Keywords

1 Introduction

Solving large problems on a computer often involves the use of huge computational resources; therefore, for solving large problems, computing systems with distributed memory are used, as well as special numerical approximation methods for dense matrices. In this paper, using the example of solving the problem of diffraction of electromagnetic waves, the features of the application of low-rank approximation methods for supercomputers are presented.

Solving problem of diffraction of electromagnetic waves is equivalent to solving a hypersingular integral equation (as in [2,3,4]). A low-rank approximation method has been developed for supercomputers in order to solve a system with a large dense matrix. The system with the compressed matrix is solved by the GMRES method. In order to reduce the number of iterations in an iterative algorithm in this paper is proposed a preconditioner using a mosaic structure of the original matrix.

2 Electrodynamics Problem

Let us consider the diffraction problem on a perfectly conducting surface \(\varSigma \), which can be either closed or open.

A monochrome wave with a frequency \(\omega \) satisfies the Maxwell equations,

$$\begin{aligned} \nabla \times \varvec{E} = i \mu \mu _0\omega \varvec{H}; \nabla \times \varvec{H} = -i \varepsilon \varepsilon _0\omega \varvec{E}. \end{aligned}$$

On a perfectly conducting surface the following boundary condition holds,

$$\begin{aligned} \varvec{n}\times (\varvec{E}_0+\varvec{E}) = 0, \end{aligned}$$

where \(\varvec{E}_0\) is a given function, defined by the incident wave (we assume that the incident wave is planar), and \(\varvec{n}\) is a normal vector to the surface.
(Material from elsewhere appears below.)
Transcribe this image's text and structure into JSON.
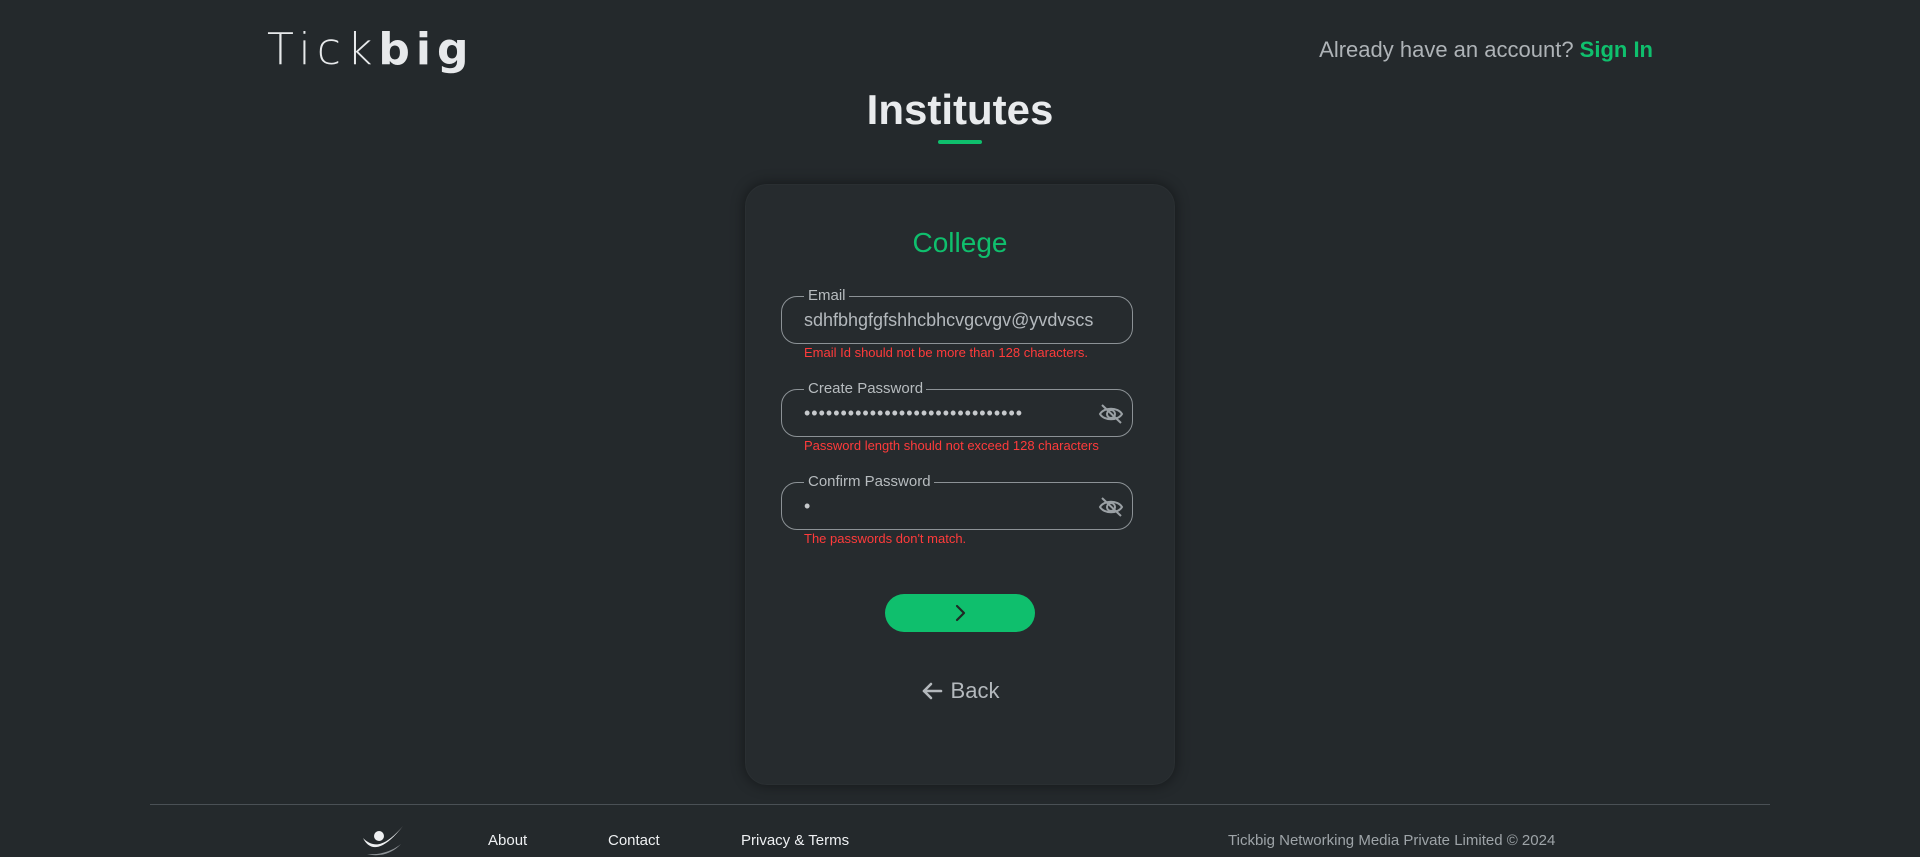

To find a unique solution it is necessary to pose additional conditions

$$\begin{aligned} \varvec{E}\in L_2^{\text{ loc }}(\varOmega ) \end{aligned}$$

and

$$\begin{aligned} \frac{d}{d\tau }\left( \begin{array}{c} \varvec{E}\\ \varvec{H} \end{array}\right) - ik \left( \begin{array}{c}\varvec{E}\\ \varvec{H} \end{array}\right) = o\left( \frac{1}{|\varvec{x}|}\right) ,\ \tau = |\varvec{x}|,\ \tau \rightarrow \infty . \end{aligned}$$

In accordance with [2], the problem can be reduced to the electric field integral equation on the unknown \(\varvec{j}(y)\):

$$\begin{aligned} \varvec{n}\times \iint \limits _{\varSigma } \varvec{j}(y) \Bigl ( \text {grad } \mathrm{div}\,F(x-y)+k^2 F(x-y)\Bigr )d\sigma _y = - \varvec{n}\times \varvec{E}_0(x),\ x\in \varSigma , \end{aligned}$$
(1)

where \(k=\omega \sqrt{\varepsilon \varepsilon _0\mu \mu _0}\) is the wave number, and

$$\begin{aligned} F(R)=\frac{\exp {(ikR)}}{R},\ R=|x-y|. \end{aligned}$$

In Eq. (1) the integral can be understood in the sense of the Hadamard finite part.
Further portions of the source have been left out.